Fairy Tales Aren’t a Strategy: The Danger of Simplistic Messianism
In recent weeks, reports have resurfaced regarding strategic interests in Greenland and the opening of the Northern Sea Route. Experts point to 2030 as a tipping point for year-round navigation in the Arctic—a shift that will redraw the maps of global trade and geopolitical power. While world powers are calculating moves for 30, 50, and 100 years into the future, a segment of the Jewish world remains tethered to a different kind of “future-casting”: the belief that at any moment, a magical redeemer will appear, a Temple will descend from the clouds, and all earthly problems will vanish.
As an Orthodox rabbi, I believe deeply in the concept of Mashiach. But we must confront a hard truth: if we allow a “magical” understanding of Geulah (redemption) to dictate our national policy, we cannot be trusted with the helm of the State of Israel.
The popular imagination of the Messiah—a supernatural figure who transcends the laws of physics—is largely the product of Midrashic allegory. However, when we look at authoritative sources like the Rambam (Maimonides), the picture is starkly different.
The Rambam defines the Mashiach primarily as a king – a political figure – who fights wars and restores sovereignty. In the Rambam’s view the Messiah is not necessarily a scholar or a miracle worker; he is a leader who operates within the realm of the real. The “supernatural” descriptions in our tradition are often pedagogical tools, not blueprints for statecraft.
When we treat these allegories as literal “wait-and-see” policies, we abandon the Torah’s core message: personal responsibility and man’s partnership with the Creator.
Consider the Greenland example. If the Orthodox leadership were at the helm, would they be planning for the shifting tectonic plates of global trade? Or would they dismiss such concerns as “nonsense” because the Geulah is imminent in the coming weeks as Rabbi Reuven Elbaz head of the Moetzet Chachmei HaTorah which is affiliated with the Shas party said this week.
A society that views the future through a lens of magical intervention is a society that fails to build. It fails to invest in the infrastructure, the science, and the technology required to survive in a volatile world. If you believe a building will fall from heaven, you don’t study urban planning. If you believe the economy will be managed by miracles, you don’t study global markets.
This mindset is not “religious fervor”; it is a dereliction of our duty to repair the world under the sovereignty of God.
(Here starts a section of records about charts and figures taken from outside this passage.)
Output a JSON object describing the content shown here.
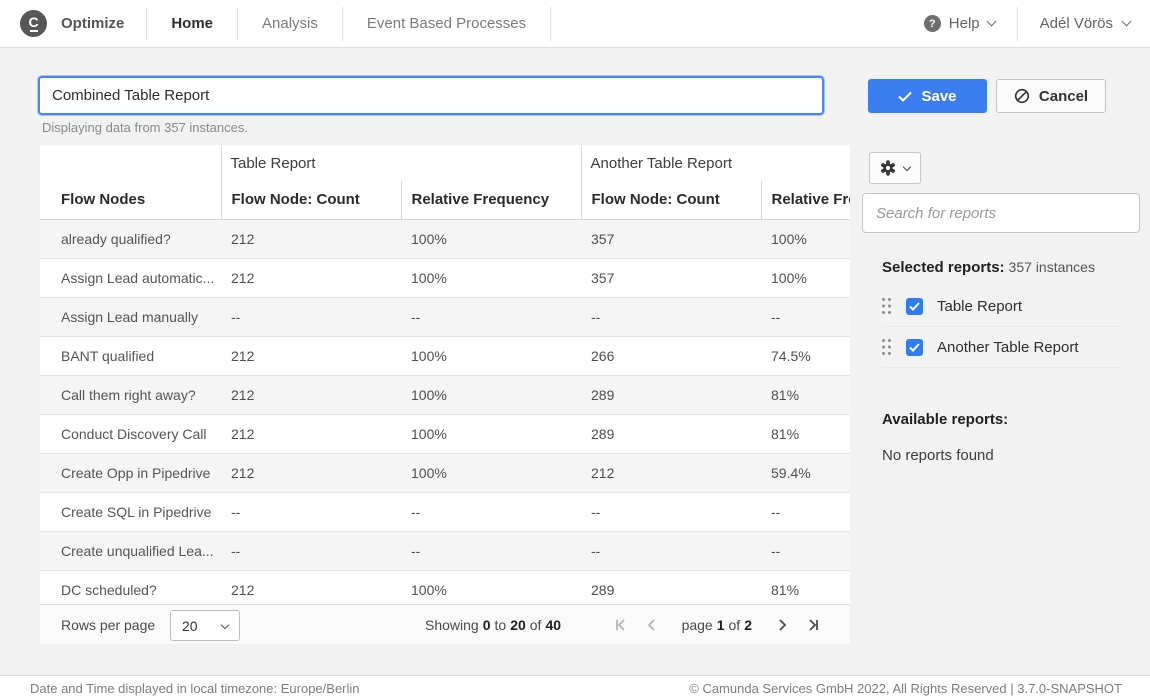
{
  "nav": {
    "brand": "Optimize",
    "items": [
      {
        "label": "Home",
        "active": true
      },
      {
        "label": "Analysis",
        "active": false
      },
      {
        "label": "Event Based Processes",
        "active": false
      }
    ],
    "help": "Help",
    "user": "Adél Vörös"
  },
  "toolbar": {
    "title_value": "Combined Table Report",
    "subtitle": "Displaying data from 357 instances.",
    "save": "Save",
    "cancel": "Cancel"
  },
  "table": {
    "groups": [
      "Table Report",
      "Another Table Report"
    ],
    "columns": [
      "Flow Nodes",
      "Flow Node: Count",
      "Relative Frequency",
      "Flow Node: Count",
      "Relative Frequency"
    ],
    "rows": [
      [
        "already qualified?",
        "212",
        "100%",
        "357",
        "100%"
      ],
      [
        "Assign Lead automatic...",
        "212",
        "100%",
        "357",
        "100%"
      ],
      [
        "Assign Lead manually",
        "--",
        "--",
        "--",
        "--"
      ],
      [
        "BANT qualified",
        "212",
        "100%",
        "266",
        "74.5%"
      ],
      [
        "Call them right away?",
        "212",
        "100%",
        "289",
        "81%"
      ],
      [
        "Conduct Discovery Call",
        "212",
        "100%",
        "289",
        "81%"
      ],
      [
        "Create Opp in Pipedrive",
        "212",
        "100%",
        "212",
        "59.4%"
      ],
      [
        "Create SQL in Pipedrive",
        "--",
        "--",
        "--",
        "--"
      ],
      [
        "Create unqualified Lea...",
        "--",
        "--",
        "--",
        "--"
      ],
      [
        "DC scheduled?",
        "212",
        "100%",
        "289",
        "81%"
      ]
    ],
    "pagination": {
      "rows_per_page_label": "Rows per page",
      "page_size": "20",
      "showing_word": "Showing",
      "from": "0",
      "to_word": "to",
      "to": "20",
      "of_word": "of",
      "total": "40",
      "page_word": "page",
      "page": "1",
      "pages": "2"
    }
  },
  "panel": {
    "search_placeholder": "Search for reports",
    "selected_heading": "Selected reports:",
    "selected_count": "357 instances",
    "reports": [
      {
        "label": "Table Report",
        "checked": true
      },
      {
        "label": "Another Table Report",
        "checked": true
      }
    ],
    "available_heading": "Available reports:",
    "available_empty": "No reports found"
  },
  "footer": {
    "left": "Date and Time displayed in local timezone: Europe/Berlin",
    "right": "© Camunda Services GmbH 2022, All Rights Reserved | 3.7.0-SNAPSHOT"
  },
  "colors": {
    "accent_blue": "#3b7ef0",
    "checkbox_blue": "#2e7cf6",
    "page_background": "#f2f2f2"
  },
  "icons": {
    "logo_letter": "C",
    "help_glyph": "?"
  }
}
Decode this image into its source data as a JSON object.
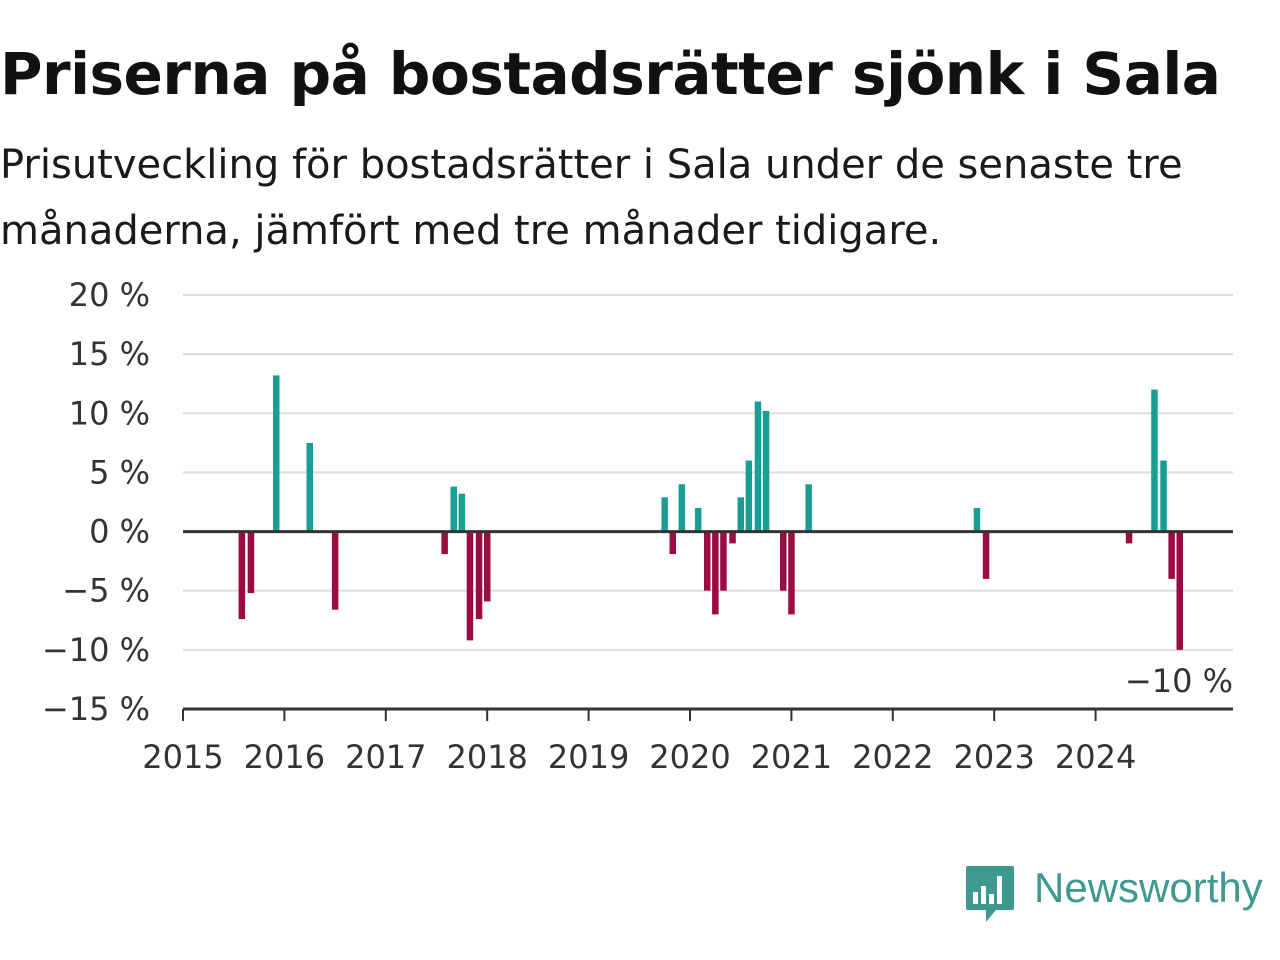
{
  "title": "Priserna på bostadsrätter sjönk i Sala",
  "subtitle": "Prisutveckling för bostadsrätter i Sala under de senaste tre månaderna, jämfört med tre månader tidigare.",
  "brand": {
    "name": "Newsworthy",
    "color": "#3e9a91",
    "icon": "newsworthy-logo-icon"
  },
  "colors": {
    "positive": "#1a9e94",
    "negative": "#9b0d42",
    "grid": "#dddddd",
    "zero_line": "#333333"
  },
  "chart_data": {
    "type": "bar",
    "title": "Priserna på bostadsrätter sjönk i Sala",
    "xlabel": "",
    "ylabel": "",
    "ylim": [
      -15,
      20
    ],
    "xlim": [
      2015.0,
      2025.25
    ],
    "yticks": [
      20,
      15,
      10,
      5,
      0,
      -5,
      -10,
      -15
    ],
    "ytick_labels": [
      "20 %",
      "15 %",
      "10 %",
      "5 %",
      "0 %",
      "−5 %",
      "−10 %",
      "−15 %"
    ],
    "xtick_labels": [
      "2015",
      "2016",
      "2017",
      "2018",
      "2019",
      "2020",
      "2021",
      "2022",
      "2023",
      "2024"
    ],
    "grid": true,
    "x": [
      2015.58,
      2015.67,
      2015.92,
      2016.25,
      2016.5,
      2017.58,
      2017.67,
      2017.75,
      2017.83,
      2017.92,
      2018.0,
      2019.75,
      2019.83,
      2019.92,
      2020.08,
      2020.17,
      2020.25,
      2020.33,
      2020.42,
      2020.5,
      2020.58,
      2020.67,
      2020.75,
      2020.92,
      2021.0,
      2021.17,
      2022.83,
      2022.92,
      2024.33,
      2024.58,
      2024.67,
      2024.75,
      2024.83
    ],
    "values": [
      -7.4,
      -5.2,
      13.2,
      7.5,
      -6.6,
      -1.9,
      3.8,
      3.2,
      -9.2,
      -7.4,
      -5.9,
      2.9,
      -1.9,
      4.0,
      2.0,
      -5.0,
      -7.0,
      -5.0,
      -1.0,
      2.9,
      6.0,
      11.0,
      10.2,
      -5.0,
      -7.0,
      4.0,
      2.0,
      -4.0,
      -1.0,
      12.0,
      6.0,
      -4.0,
      -10.0
    ],
    "annotations": [
      {
        "x": 2024.83,
        "y": -10,
        "text": "−10 %"
      }
    ]
  }
}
To repair the world, one must first understand how the world works.
The Torah demands that we engage with the “Laws of Nature.” Science and technology are not distractions from the Knowledge of God; they are the Knowledge of God in the physical realm. A “Practical Torah” is one that equips a nation to navigate the next century, not one that waits for the next miracle.
The purpose of Judaism is to bring the world to a state of peace and abundance through human agency blessed by Divine support. As the verse says, it is God who gives us the strength לעשות חיל (to achieve greatness/wealth). Note the phrasing: He gives us the strength to do. He does not do it for us while we sit idle.
We need a leadership that prays for Mashiach every day while actively cultivating the environment from which he can emerge. We must raise a generation of forward-thinking visionaries—leaders defined not by magical thinking, but by profound wisdom, unwavering honesty, and the strategic character necessary to persuade nations toward the good
We can love the idea of the Messiah and still recognize that the path to that era is paved with outreach, planning, and a deep commitment to the reality of the ground. Trusting in God’s plan does not mean having no plan of our own. On the contrary, the highest form of trust is to use the tools He gave us—intellect, foresight, and responsibility—to secure the future of the State of Israel and the Jewish People.